On Assholes and Power: A Public Service Announcement

March 24, 2013 § Leave a comment

Ta-Nehisi Coates has what he deems a satisfactory definition of “asshole”, and I have to agree with him that it encapsulates the idea quite well, in all of its implications:

I think what we have here is a working definition of an asshole — a person who demands that all social interaction happen on their terms.

The implications being, although he doesn’t explore the idea in his article, that the very act of demanding that social interaction happen on one’s terms is in its deepest sense an illegitimate exercise of power. In his example, admittedly a banal one, the individuals making noise in the “Quiet Car” are in effect forcing everyone else to be subjected to their behavior without consulting them or worrying about how it affects them — that is, they’re demanding that everyone else accept their terms, and not asking. They simply don’t care, and not caring is one of the primary and most prized privileges of power.

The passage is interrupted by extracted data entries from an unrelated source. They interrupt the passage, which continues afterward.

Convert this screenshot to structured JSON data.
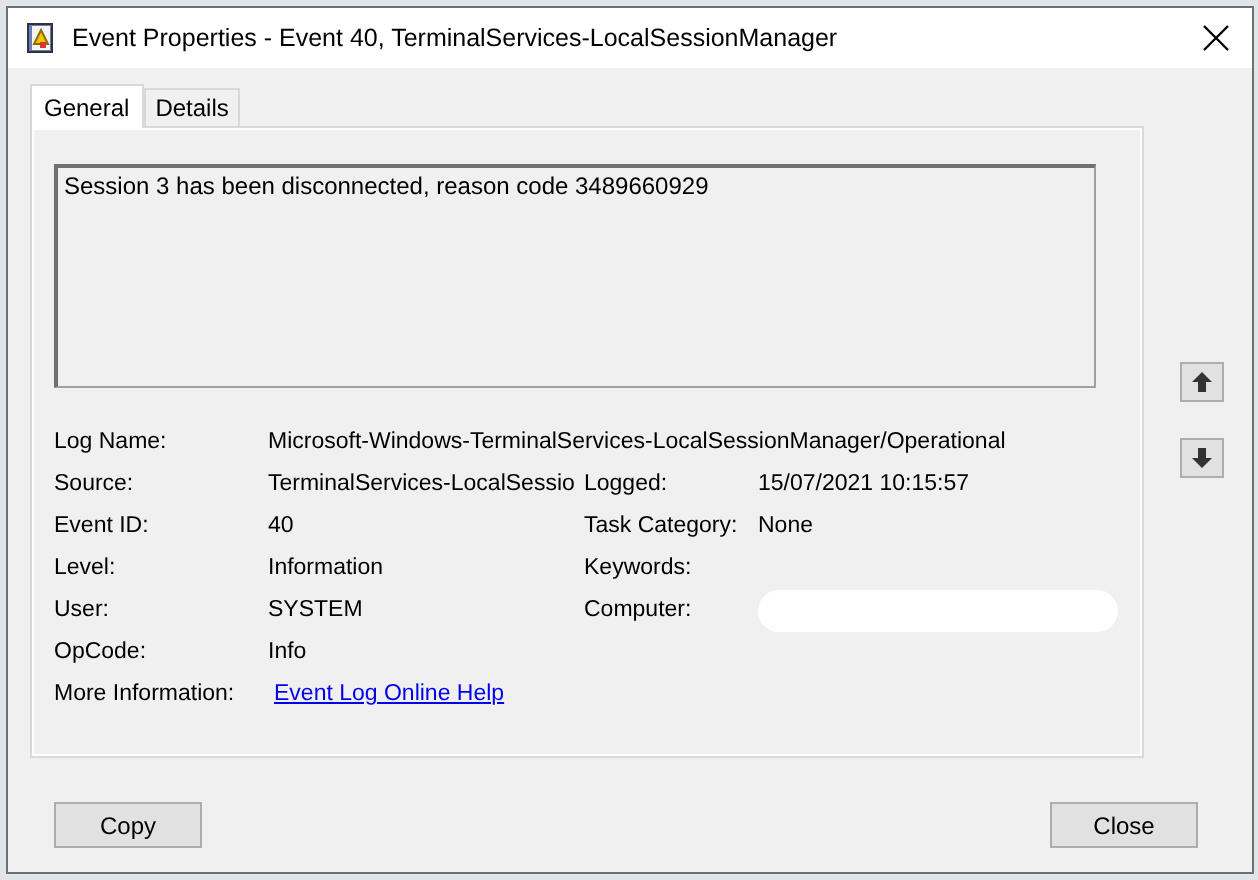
{
  "window": {
    "title": "Event Properties - Event 40, TerminalServices-LocalSessionManager"
  },
  "tabs": [
    {
      "label": "General",
      "selected": true
    },
    {
      "label": "Details",
      "selected": false
    }
  ],
  "description": "Session 3 has been disconnected, reason code 3489660929",
  "rows": [
    {
      "left": {
        "label": "Log Name:",
        "value": "Microsoft-Windows-TerminalServices-LocalSessionManager/Operational",
        "kind": "wide"
      }
    },
    {
      "left": {
        "label": "Source:",
        "value": "TerminalServices-LocalSessio",
        "kind": "text"
      },
      "right": {
        "label": "Logged:",
        "value": "15/07/2021 10:15:57",
        "kind": "text"
      }
    },
    {
      "left": {
        "label": "Event ID:",
        "value": "40",
        "kind": "text"
      },
      "right": {
        "label": "Task Category:",
        "value": "None",
        "kind": "text"
      }
    },
    {
      "left": {
        "label": "Level:",
        "value": "Information",
        "kind": "text"
      },
      "right": {
        "label": "Keywords:",
        "kind": "empty"
      }
    },
    {
      "left": {
        "label": "User:",
        "value": "SYSTEM",
        "kind": "text"
      },
      "right": {
        "label": "Computer:",
        "kind": "redacted"
      }
    },
    {
      "left": {
        "label": "OpCode:",
        "value": "Info",
        "kind": "text"
      }
    },
    {
      "left": {
        "label": "More Information:",
        "value": "Event Log Online Help",
        "kind": "link"
      }
    }
  ],
  "buttons": [
    "Copy",
    "Close"
  ]
}
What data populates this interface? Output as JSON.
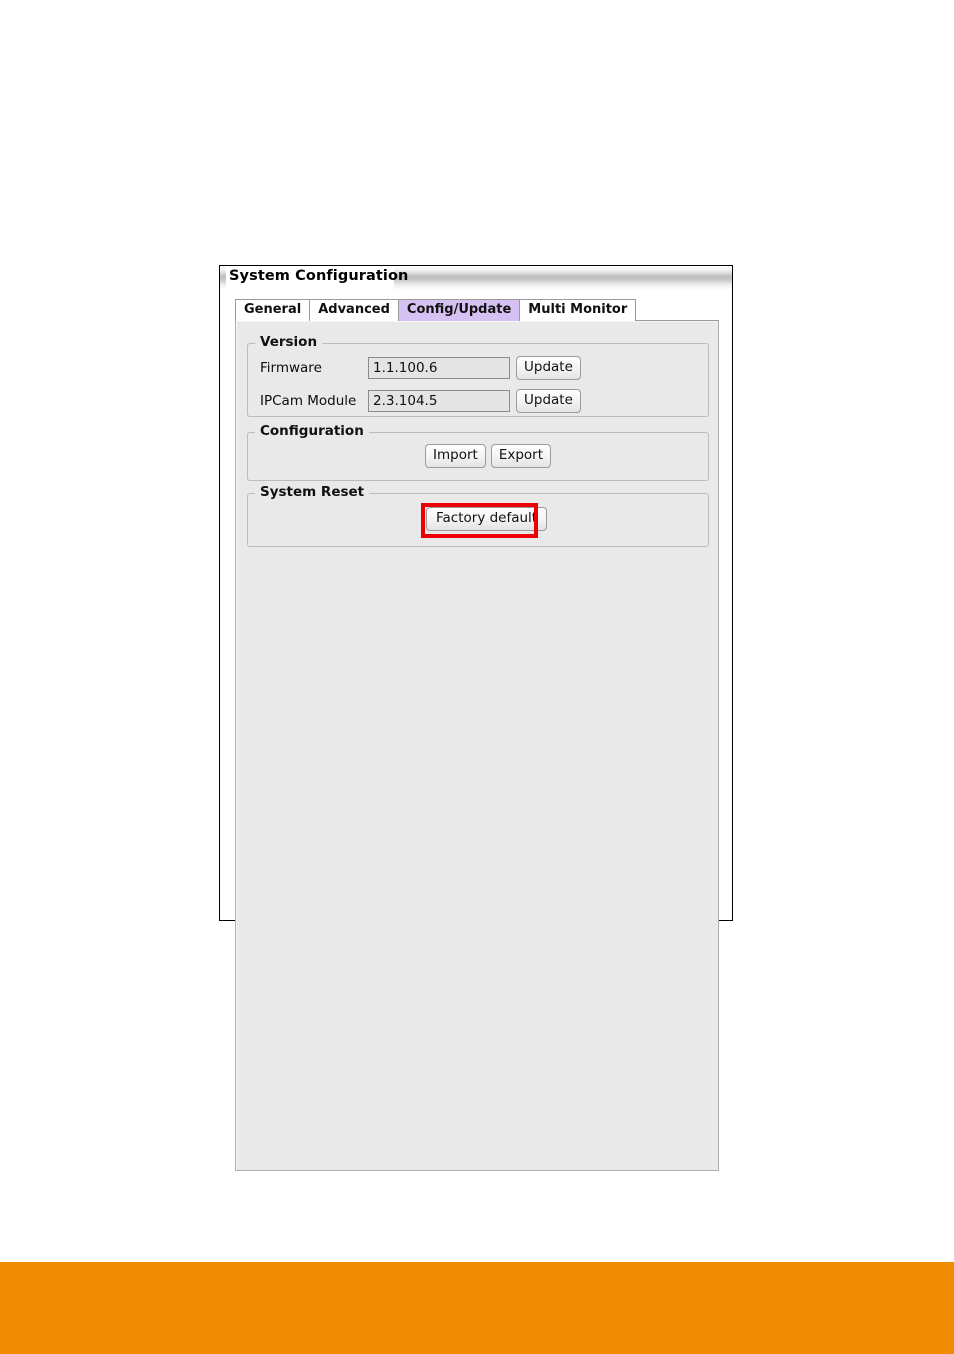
{
  "window": {
    "title": "System Configuration"
  },
  "tabs": [
    {
      "label": "General",
      "active": false
    },
    {
      "label": "Advanced",
      "active": false
    },
    {
      "label": "Config/Update",
      "active": true
    },
    {
      "label": "Multi Monitor",
      "active": false
    }
  ],
  "groups": {
    "version": {
      "title": "Version",
      "rows": [
        {
          "label": "Firmware",
          "value": "1.1.100.6",
          "button": "Update"
        },
        {
          "label": "IPCam Module",
          "value": "2.3.104.5",
          "button": "Update"
        }
      ]
    },
    "configuration": {
      "title": "Configuration",
      "buttons": [
        {
          "label": "Import"
        },
        {
          "label": "Export"
        }
      ]
    },
    "system_reset": {
      "title": "System Reset",
      "buttons": [
        {
          "label": "Factory default",
          "highlighted": true
        }
      ]
    }
  },
  "colors": {
    "active_tab": "#d6c2f2",
    "panel_background": "#e9e9e9",
    "highlight": "#ee0000",
    "footer": "#f08c00",
    "field_background": "#e4e4e4"
  }
}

We don’t need Foucault to tell us that power is generally more effective (in more or less democratic societies, that is) when it is invisible. Those of us who are part of a hierarchy, or who are sensitive to these phenomena, understand through experience that it is often the unspoken, hidden rules which govern the various organizations and relations most tightly because the unspoken rules, by virtue of them being unspoken, aren’t subject to modification. They are simply tacitly accepted, though unacknowledged. The implications of this are much broader, of course, but I simply wanted to show how power manifests itself in even the most ordinary occasions, because I don’t think it’s trivial — quite the contrary. Being aware of it on this small level can only help develop one’s awareness of it, and consequently to apply this knowledge to all other areas of one’s life. David Wong writes, in a quite perceptive piece at Cracked.com:

…he has the power, everything is fine. It’s not even that he disagrees on the issue; it’s that he refuses to acknowledge it as an issue at all. This will happen to you. You will be on one side of a conflict that does not feel like a conflict to you, because that is the conflict. […] You didn’t perceive yourself as being in a position of power because that is the main advantage of power — that you don’t have to think about it.

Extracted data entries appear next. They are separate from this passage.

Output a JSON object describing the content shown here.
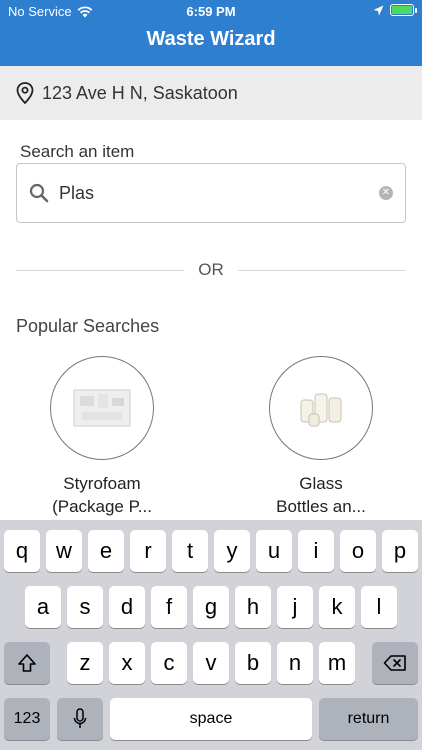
{
  "status_bar": {
    "carrier": "No Service",
    "time": "6:59 PM"
  },
  "header": {
    "title": "Waste Wizard"
  },
  "location": {
    "address": "123 Ave H  N, Saskatoon"
  },
  "search": {
    "label": "Search an item",
    "value": "Plas",
    "placeholder": ""
  },
  "divider": {
    "text": "OR"
  },
  "popular": {
    "title": "Popular Searches",
    "items": [
      {
        "line1": "Styrofoam",
        "line2": "(Package P..."
      },
      {
        "line1": "Glass",
        "line2": "Bottles an..."
      }
    ]
  },
  "keyboard": {
    "row1": [
      "q",
      "w",
      "e",
      "r",
      "t",
      "y",
      "u",
      "i",
      "o",
      "p"
    ],
    "row2": [
      "a",
      "s",
      "d",
      "f",
      "g",
      "h",
      "j",
      "k",
      "l"
    ],
    "row3": [
      "z",
      "x",
      "c",
      "v",
      "b",
      "n",
      "m"
    ],
    "numbers_label": "123",
    "space_label": "space",
    "return_label": "return"
  },
  "colors": {
    "header": "#2f7fd0",
    "location_bg": "#ececec",
    "keyboard_bg": "#d1d3d9"
  }
}
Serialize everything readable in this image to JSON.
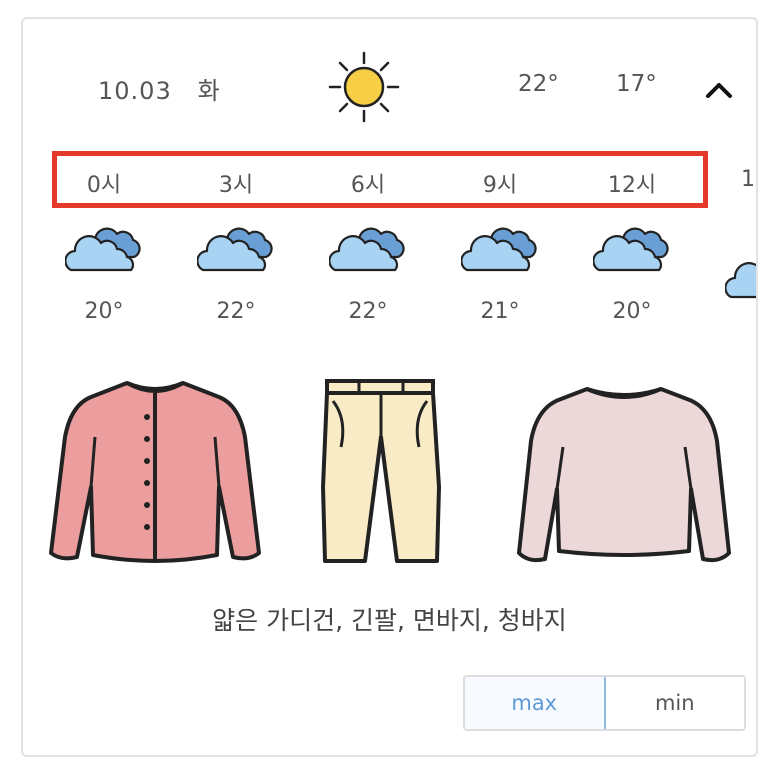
{
  "summary": {
    "date": "10.03",
    "weekday": "화",
    "weather_icon": "sun-icon",
    "temp_max": "22°",
    "temp_min": "17°",
    "collapse_icon": "chevron-up-icon"
  },
  "hourly": [
    {
      "time": "0시",
      "icon": "cloud-icon",
      "temp": "20°"
    },
    {
      "time": "3시",
      "icon": "cloud-icon",
      "temp": "22°"
    },
    {
      "time": "6시",
      "icon": "cloud-icon",
      "temp": "22°"
    },
    {
      "time": "9시",
      "icon": "cloud-icon",
      "temp": "21°"
    },
    {
      "time": "12시",
      "icon": "cloud-icon",
      "temp": "20°"
    }
  ],
  "clothing": {
    "items": [
      "cardigan-icon",
      "pants-icon",
      "sweater-icon"
    ],
    "recommendation": "얇은 가디건, 긴팔, 면바지, 청바지"
  },
  "toggle": {
    "max_label": "max",
    "min_label": "min",
    "selected": "max"
  },
  "colors": {
    "highlight": "#e53a2a",
    "sun": "#f7cf47",
    "cloud": "#a9d3f3",
    "cloud_dark": "#6a9fd6",
    "cardigan": "#ec9e9e",
    "pants": "#f8ebc6",
    "sweater": "#ecd7d9",
    "active_toggle": "#5d9ad8"
  }
}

It’s actually a subtle observation. In other words, a healthy dose of a lack of self-awareness is necessary to any illegitimate exercise of power — and although the “check your privilege” refrain has become a knee-jerk platitude, it is grounded in a sound recognition that those in a position of power and privilege are often unaware of it, being shielded from this reality by that very privilege. Therefore, constant vigilance and self-monitoring are required to ensure that one isn’t being an asshole oneself — which is, of course, the whole point, as it is all too easy to recognize when others engage in egregious behavior while exonerating oneself. Don’t let it happen to you.